I never did get a photo of the dragonflies flitting over the water, the fish that splashed, the frogs that jumped across the water like rocks being skipped, nor the red-necked grebe that dove before I found it in the camera lens. The squirrel and chipmunk that frequent our yard missed their portrait sittings too! It wasn’t until after the NCC Bioblitz that I was reminded that I could have added observations to iNaturalist without evidence; that is, without photos or sound recordings.
I did, however, collect some pollution while I was exploring the lakeshore: a deflated superhero beach ball and Molson beer cans. The evidence of our human carelessness is more concerning now that I’ve seen smaller organisms trying to make a home in Pike Lake.
Saffron-winged meadowhawk (Photo by Shirley Humphries)
Day 3: With a warning of rain by noon, I headed out early again, this time along a path that follows the border between woods and grasses. This day it was harder to remember what plants I had already observed. Sometimes, I just didn’t know it was the same plant because it had dried or there was no flower or other clear identifier. iNaturalist prefers multiple photos of one observation rather than multiple observations of the same organism.
I found blue grama or what I know as eyebrow grass, but mostly brome grass. I was lucky to spy and photograph a red-legged grasshopper and a saffron-winged meadowhawk.
Feathers (Photo by Shirley Humphries)
It was quite exciting after I posted the meadowhawk photo to iNaturalist to see the Libélulas migratorias curators add it and my photo of the common green darner to their observations. Libélulas migratories curators, I learned, is a Mexican-based organization with international participation to track the migration of dragonflies! The Found Feathers curators also added two of my photos to their collection. To my delight, one of my photos was chosen as someone’s “fave”! Not sure that a waterlily leaf beetle larvae would have been my choice as a favourite, but I was happy to have a photo faved/chosen!
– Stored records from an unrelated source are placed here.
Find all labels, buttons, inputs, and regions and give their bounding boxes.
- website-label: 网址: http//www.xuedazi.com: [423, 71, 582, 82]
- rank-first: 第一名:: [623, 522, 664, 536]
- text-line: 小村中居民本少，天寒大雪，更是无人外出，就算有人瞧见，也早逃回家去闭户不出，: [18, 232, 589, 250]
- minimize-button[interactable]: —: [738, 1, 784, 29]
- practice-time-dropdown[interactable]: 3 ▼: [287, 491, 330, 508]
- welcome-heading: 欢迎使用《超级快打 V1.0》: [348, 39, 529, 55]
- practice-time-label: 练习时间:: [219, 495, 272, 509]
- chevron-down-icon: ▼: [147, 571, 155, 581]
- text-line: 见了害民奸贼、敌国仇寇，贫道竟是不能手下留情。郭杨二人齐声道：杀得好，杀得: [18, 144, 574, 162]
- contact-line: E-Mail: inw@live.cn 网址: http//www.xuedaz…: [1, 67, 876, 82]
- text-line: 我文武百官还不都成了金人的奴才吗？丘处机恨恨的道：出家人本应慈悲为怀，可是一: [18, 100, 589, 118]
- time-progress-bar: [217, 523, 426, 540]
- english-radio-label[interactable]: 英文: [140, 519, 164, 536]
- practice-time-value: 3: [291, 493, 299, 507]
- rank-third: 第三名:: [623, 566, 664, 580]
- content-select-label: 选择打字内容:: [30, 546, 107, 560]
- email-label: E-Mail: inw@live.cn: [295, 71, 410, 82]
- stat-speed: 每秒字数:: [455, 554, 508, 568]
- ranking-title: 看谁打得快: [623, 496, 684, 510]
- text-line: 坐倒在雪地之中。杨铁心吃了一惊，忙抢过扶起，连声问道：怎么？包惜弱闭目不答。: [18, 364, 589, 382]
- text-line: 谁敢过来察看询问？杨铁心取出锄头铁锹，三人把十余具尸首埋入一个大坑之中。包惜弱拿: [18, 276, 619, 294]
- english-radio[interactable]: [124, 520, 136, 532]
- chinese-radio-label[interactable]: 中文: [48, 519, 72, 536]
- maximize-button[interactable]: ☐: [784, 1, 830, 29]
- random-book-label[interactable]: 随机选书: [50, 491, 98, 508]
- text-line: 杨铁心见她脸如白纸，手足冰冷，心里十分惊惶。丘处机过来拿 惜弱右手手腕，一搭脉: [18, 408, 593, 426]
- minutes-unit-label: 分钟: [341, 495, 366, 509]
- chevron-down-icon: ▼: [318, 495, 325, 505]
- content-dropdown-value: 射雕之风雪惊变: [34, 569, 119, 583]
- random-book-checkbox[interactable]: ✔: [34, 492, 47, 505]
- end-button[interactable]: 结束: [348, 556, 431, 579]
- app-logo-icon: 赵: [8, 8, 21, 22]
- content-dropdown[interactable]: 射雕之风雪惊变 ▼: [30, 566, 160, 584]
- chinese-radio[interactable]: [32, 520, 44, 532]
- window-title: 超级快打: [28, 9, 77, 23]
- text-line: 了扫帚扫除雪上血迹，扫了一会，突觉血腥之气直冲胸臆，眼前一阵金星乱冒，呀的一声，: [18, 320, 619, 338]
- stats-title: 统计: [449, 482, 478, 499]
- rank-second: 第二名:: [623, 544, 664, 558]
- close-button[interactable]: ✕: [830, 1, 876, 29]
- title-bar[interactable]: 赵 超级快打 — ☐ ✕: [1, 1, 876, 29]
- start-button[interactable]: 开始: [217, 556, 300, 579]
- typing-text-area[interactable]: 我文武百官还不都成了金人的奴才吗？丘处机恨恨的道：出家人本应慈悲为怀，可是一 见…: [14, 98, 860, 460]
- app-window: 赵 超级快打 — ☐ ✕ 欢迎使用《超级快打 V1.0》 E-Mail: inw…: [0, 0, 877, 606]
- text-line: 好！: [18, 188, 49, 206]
Waterlily leaf beetle larvae (Photo by Shirley Humphries)
I had noted the option to play NCC bingo cards. In spite of getting carried away with my project and making 168 observations, of which there were 104 verified species and possibly 126 different species, I never was able to make a line of five observations on any of the bingo cards. A challenge!
My work on the laptop took considerable time because when I added observations to iNaturalist, I tried to make species identifications myself. These three days outdoors, cellphone camera in hand, were well spent! I learned lots and had fun!
You don’t have to wait for an NCC BioBlitz invitation! Give another purpose to some of your outings. Join iNaturalist at no cost! Take photos of what you observe or help identify some observations or both! Contribute to the recording of wildlife in Saskatchewan or wherever you are, while you avoid COVID-19. Do some learning and have fun!